Virtuosité, précision chirurgicale, rapidité d’exécution, Dream Theater leur a encore une fois rempli les oreilles avec la tournée samedi lors de leur passage au Capitole de Québec distance dans le temps.

Un Capitol qui affiche complet pour cette autre visite de l’équipe américaine. Il s’agissait d’un retour dans la salle de spectacle du Vieux-Québec depuis sa visite en avril 2016.

Quel plaisir d’assister à un spectacle de cette ampleur dans une salle de cette taille. Un pur délice pour les fans.

Fidèle à lui-même, le quintette de rock progressif a livré des milliers et des milliers de notes. Il serait intéressant d’avoir des statistiques précises à ce sujet. Ça doit être énorme.

Vêtus tout de noir, James LaBrie, Mike Mangini, John Myung, John Petrucci et Jordan Rudess sont apparus sur les panneaux, rappelant la diffusion d’images de vaisseaux spatiauxentreprise de Star Trek et un robot.

La foule exprime rapidement son bonheur et Dream Theater commence à décoller Ange délié de l’album distance dans le temps.

Le chanteur James LaBrie fait des signes de victoire avec ses mains et attrape le microphone, sur lequel une main repose un crâne humain.
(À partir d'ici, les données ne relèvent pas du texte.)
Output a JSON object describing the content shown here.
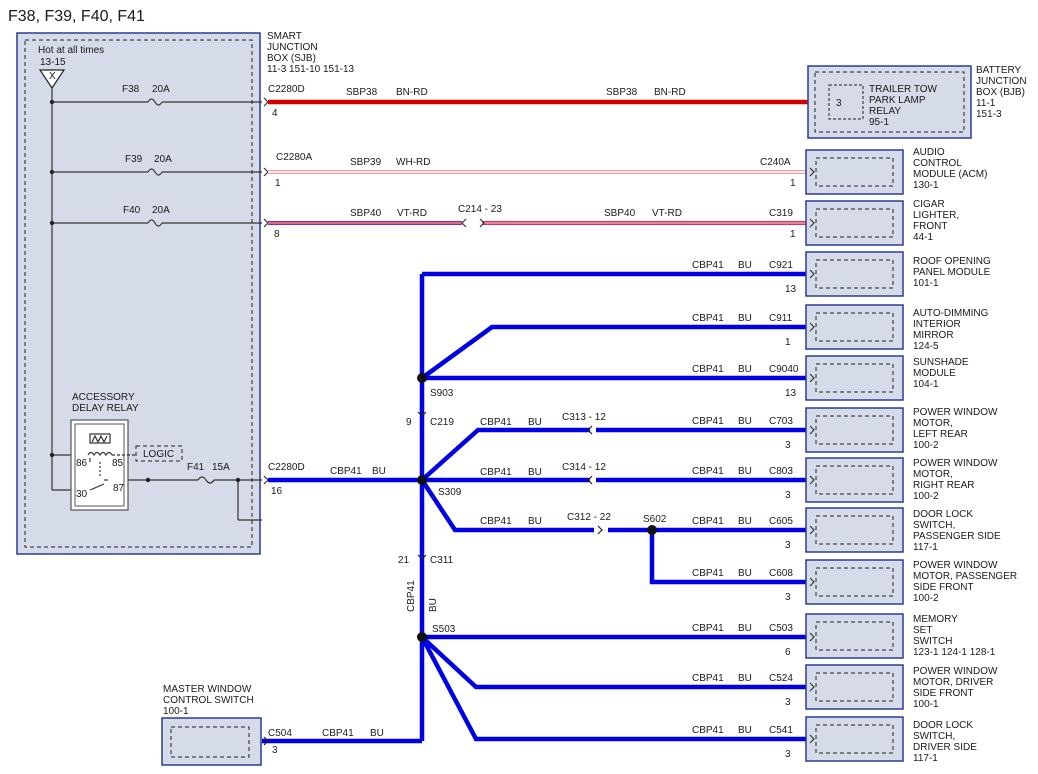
{
  "title": "F38, F39, F40, F41",
  "sjb": {
    "name_lines": [
      "SMART",
      "JUNCTION",
      "BOX (SJB)",
      "11-3  151-10   151-13"
    ],
    "hot": "Hot at all times",
    "hot_ref": "13-15",
    "x": "X"
  },
  "relay": {
    "name_lines": [
      "ACCESSORY",
      "DELAY RELAY"
    ],
    "logic": "LOGIC",
    "pins": [
      "86",
      "85",
      "30",
      "87"
    ]
  },
  "fuses": [
    {
      "name": "F38",
      "rating": "20A"
    },
    {
      "name": "F39",
      "rating": "20A"
    },
    {
      "name": "F40",
      "rating": "20A"
    },
    {
      "name": "F41",
      "rating": "15A"
    }
  ],
  "wires": {
    "sbp38": {
      "circuit": "SBP38",
      "color": "BN-RD"
    },
    "sbp39": {
      "circuit": "SBP39",
      "color": "WH-RD"
    },
    "sbp40": {
      "circuit": "SBP40",
      "color": "VT-RD"
    },
    "cbp41": {
      "circuit": "CBP41",
      "color": "BU"
    }
  },
  "connectors": {
    "c2280d_top": {
      "name": "C2280D",
      "pin": "4"
    },
    "c2280a": {
      "name": "C2280A",
      "pin": "1"
    },
    "c2280_8": {
      "pin": "8"
    },
    "c2280d_low": {
      "name": "C2280D",
      "pin": "16"
    },
    "c240a": {
      "name": "C240A",
      "pin": "1"
    },
    "c214": {
      "name": "C214 - 23"
    },
    "c319": {
      "name": "C319",
      "pin": "1"
    },
    "c219": {
      "name": "C219",
      "pin": "9"
    },
    "c311": {
      "name": "C311",
      "pin": "21"
    },
    "c313": {
      "name": "C313 - 12"
    },
    "c314": {
      "name": "C314 - 12"
    },
    "c312": {
      "name": "C312 - 22"
    },
    "c504": {
      "name": "C504",
      "pin": "3"
    }
  },
  "splices": [
    "S903",
    "S309",
    "S602",
    "S503"
  ],
  "bjb": {
    "name_lines": [
      "BATTERY",
      "JUNCTION",
      "BOX (BJB)",
      "11-1",
      "151-3"
    ],
    "relay_lines": [
      "TRAILER TOW",
      "PARK LAMP",
      "RELAY",
      "95-1"
    ],
    "pin": "3"
  },
  "modules": [
    {
      "conn": "C240A",
      "pin": "1",
      "lines": [
        "AUDIO",
        "CONTROL",
        "MODULE (ACM)",
        "130-1"
      ]
    },
    {
      "conn": "C319",
      "pin": "1",
      "lines": [
        "CIGAR",
        "LIGHTER,",
        "FRONT",
        "44-1"
      ]
    },
    {
      "conn": "C921",
      "pin": "13",
      "lines": [
        "ROOF OPENING",
        "PANEL MODULE",
        "101-1"
      ]
    },
    {
      "conn": "C911",
      "pin": "1",
      "lines": [
        "AUTO-DIMMING",
        "INTERIOR",
        "MIRROR",
        "124-5"
      ]
    },
    {
      "conn": "C9040",
      "pin": "13",
      "lines": [
        "SUNSHADE",
        "MODULE",
        "104-1"
      ]
    },
    {
      "conn": "C703",
      "pin": "3",
      "lines": [
        "POWER WINDOW",
        "MOTOR,",
        "LEFT REAR",
        "100-2"
      ]
    },
    {
      "conn": "C803",
      "pin": "3",
      "lines": [
        "POWER WINDOW",
        "MOTOR,",
        "RIGHT REAR",
        "100-2"
      ]
    },
    {
      "conn": "C605",
      "pin": "3",
      "lines": [
        "DOOR LOCK",
        "SWITCH,",
        "PASSENGER SIDE",
        "117-1"
      ]
    },
    {
      "conn": "C608",
      "pin": "3",
      "lines": [
        "POWER WINDOW",
        "MOTOR, PASSENGER",
        "SIDE FRONT",
        "100-2"
      ]
    },
    {
      "conn": "C503",
      "pin": "6",
      "lines": [
        "MEMORY",
        "SET",
        "SWITCH",
        "123-1  124-1   128-1"
      ]
    },
    {
      "conn": "C524",
      "pin": "3",
      "lines": [
        "POWER WINDOW",
        "MOTOR, DRIVER",
        "SIDE FRONT",
        "100-1"
      ]
    },
    {
      "conn": "C541",
      "pin": "3",
      "lines": [
        "DOOR LOCK",
        "SWITCH,",
        "DRIVER SIDE",
        "117-1"
      ]
    }
  ],
  "master": {
    "lines": [
      "MASTER WINDOW",
      "CONTROL SWITCH",
      "100-1"
    ]
  }
}
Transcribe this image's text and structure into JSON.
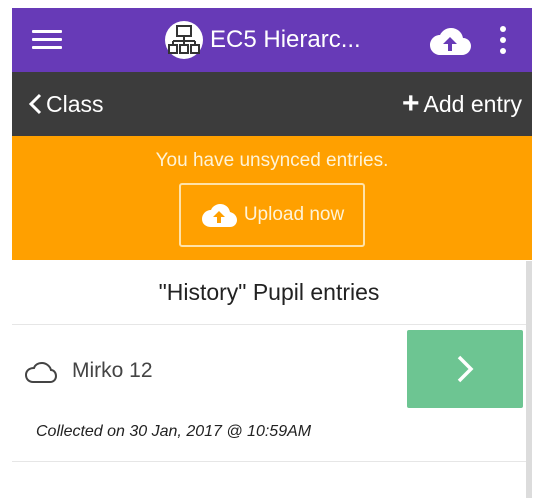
{
  "appbar": {
    "title": "EC5 Hierarc...",
    "background": "#673ab7",
    "logo_icon": "hierarchy-network-icon",
    "menu_icon": "hamburger-menu-icon",
    "upload_icon": "cloud-upload-icon",
    "more_icon": "more-vertical-icon"
  },
  "toolbar": {
    "back_label": "Class",
    "add_entry_label": "Add entry",
    "background": "#3c3c3c"
  },
  "banner": {
    "message": "You have unsynced entries.",
    "upload_label": "Upload now",
    "background": "#ffa000"
  },
  "list": {
    "header": "\"History\" Pupil entries",
    "entries": [
      {
        "title": "Mirko 12",
        "collected": "Collected on 30 Jan, 2017 @ 10:59AM",
        "status_icon": "cloud-outline-icon",
        "action_icon": "chevron-right-icon",
        "action_color": "#6dc592"
      }
    ]
  }
}
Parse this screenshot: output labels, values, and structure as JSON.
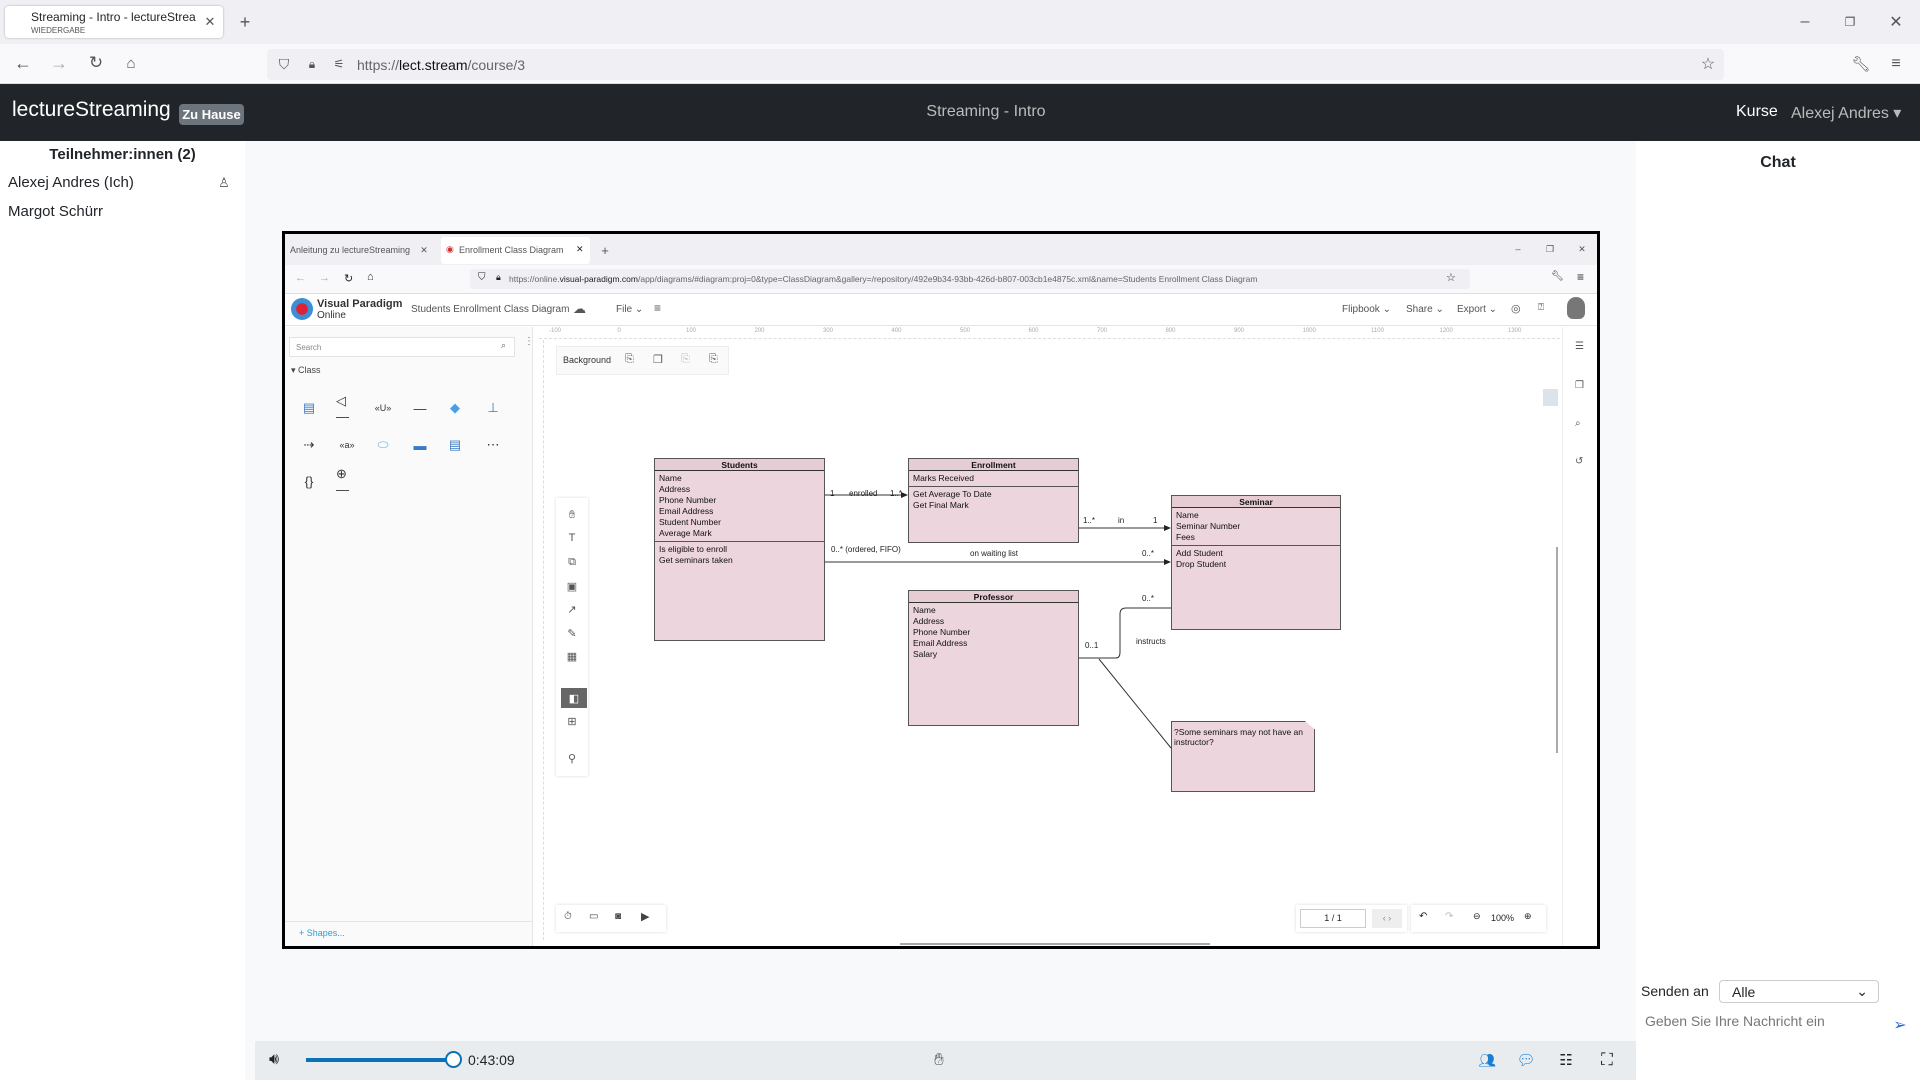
{
  "browser": {
    "tab_title": "Streaming - Intro - lectureStreaming",
    "tab_subtitle": "WIEDERGABE",
    "url_prefix": "https://",
    "url_host": "lect.stream",
    "url_path": "/course/3"
  },
  "app": {
    "brand": "lectureStreaming",
    "badge": "Zu Hause",
    "title": "Streaming - Intro",
    "nav_courses": "Kurse",
    "user": "Alexej Andres"
  },
  "participants": {
    "header": "Teilnehmer:innen (2)",
    "items": [
      {
        "name": "Alexej Andres (Ich)",
        "icon": "presenter-icon"
      },
      {
        "name": "Margot Schürr"
      }
    ]
  },
  "chat": {
    "title": "Chat",
    "send_to_label": "Senden an",
    "send_to_value": "Alle",
    "placeholder": "Geben Sie Ihre Nachricht ein"
  },
  "player": {
    "time": "0:43:09",
    "volume": 1.0
  },
  "inner": {
    "tabs": [
      {
        "label": "Anleitung zu lectureStreaming"
      },
      {
        "label": "Enrollment Class Diagram"
      }
    ],
    "url_prefix": "https://online.",
    "url_host": "visual-paradigm.com",
    "url_path": "/app/diagrams/#diagram:proj=0&type=ClassDiagram&gallery=/repository/492e9b34-93bb-426d-b807-003cb1e4875c.xml&name=Students Enrollment Class Diagram",
    "logo_line1": "Visual Paradigm",
    "logo_line2": "Online",
    "doc_title": "Students Enrollment Class Diagram",
    "menu": {
      "file": "File",
      "flipbook": "Flipbook",
      "share": "Share",
      "export": "Export"
    },
    "search_placeholder": "Search",
    "category": "Class",
    "shapes_link": "+ Shapes...",
    "background_label": "Background",
    "ruler_h": [
      "-100",
      "0",
      "100",
      "200",
      "300",
      "400",
      "500",
      "600",
      "700",
      "800",
      "900",
      "1000",
      "1100",
      "1200",
      "1300"
    ],
    "page": "1 / 1",
    "zoom": "100%",
    "classes": {
      "students": {
        "name": "Students",
        "attrs": [
          "Name",
          "Address",
          "Phone Number",
          "Email Address",
          "Student Number",
          "Average Mark"
        ],
        "ops": [
          "Is eligible to enroll",
          "Get seminars taken"
        ]
      },
      "enrollment": {
        "name": "Enrollment",
        "attrs": [
          "Marks Received"
        ],
        "ops": [
          "Get Average To Date",
          "Get Final Mark"
        ]
      },
      "seminar": {
        "name": "Seminar",
        "attrs": [
          "Name",
          "Seminar Number",
          "Fees"
        ],
        "ops": [
          "Add Student",
          "Drop Student"
        ]
      },
      "professor": {
        "name": "Professor",
        "attrs": [
          "Name",
          "Address",
          "Phone Number",
          "Email Address",
          "Salary"
        ]
      }
    },
    "note": "?Some seminars may not have an instructor?",
    "assoc": {
      "enrolled": {
        "src": "1",
        "label": "enrolled",
        "dst": "1..*"
      },
      "in": {
        "src": "1..*",
        "label": "in",
        "dst": "1"
      },
      "waiting": {
        "src": "0..* (ordered, FIFO)",
        "label": "on waiting list",
        "dst": "0..*"
      },
      "instructs": {
        "src": "0..1",
        "label": "instructs",
        "dst": "0..*"
      }
    }
  }
}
La nuisance sonore est puissante. La qualité sonore est au rendez-vous dès le départ et le mur de décibels utilisé est, comme toujours, imposant et impressionnant.

John Myung doigte sa basse six cordes et les sons produits, couplés à ceux de la batterie de Mike Mangini, traversent les corps.

Des musiciens exceptionnels

L’exécution culminera pendant cette période tomber dans la lumière et surtout pendant le match En présence d’ennemis partie I, où John Petrucci ordonne une descente rapide sur sa six cordes. Le guitariste prend ensuite le temps d’observer la foule et de dialoguer avec le public.

La force de Dream Theater réside dans quatre musiciens extraordinaires. Certains des meilleurs dans leur domaine.

Pauvre James Labrie, qui a la tâche difficile, presque impossible, d’atteindre un niveau de musicalité incroyablement élevé. Le chanteur canadien a bien réussi dans l’ensemble.

De retour de pause, Dream Theater s’est jeté dans le plat principal de la soirée avec l’album complet Metropolis Partie 2 : Scènes d’un souvenir, qui fête ses 20 ans cette année.

L’album concept a été élu meilleur disque de rock progressif de tous les temps par le magazine en 2012. Pierre roulante, raconte l’histoire du voyage d’un homme à travers ses vies passées.

Dès les premières notes de cette fresque musicale de 77 minutes, les gens montent au sol pour communiquer avec les musiciens. Nous connaissons et chantons les paroles.

Mis à part quelques passages “prog” supplémentaires, Dream Theater propose une prestation très rock et très métal. Les rares moments de vol stationnaire étaient immédiatement suivis de fortes rafales sonores. Ce n’était pas, dirons-nous, mauvais tout le temps dans le Piton.

Avec deux heures et demie de virtuosité, après les passages de Muse et Kiss, Dream Theater a clôturé une formidable semaine musicale. Et nous avons eu une gifle cette fois.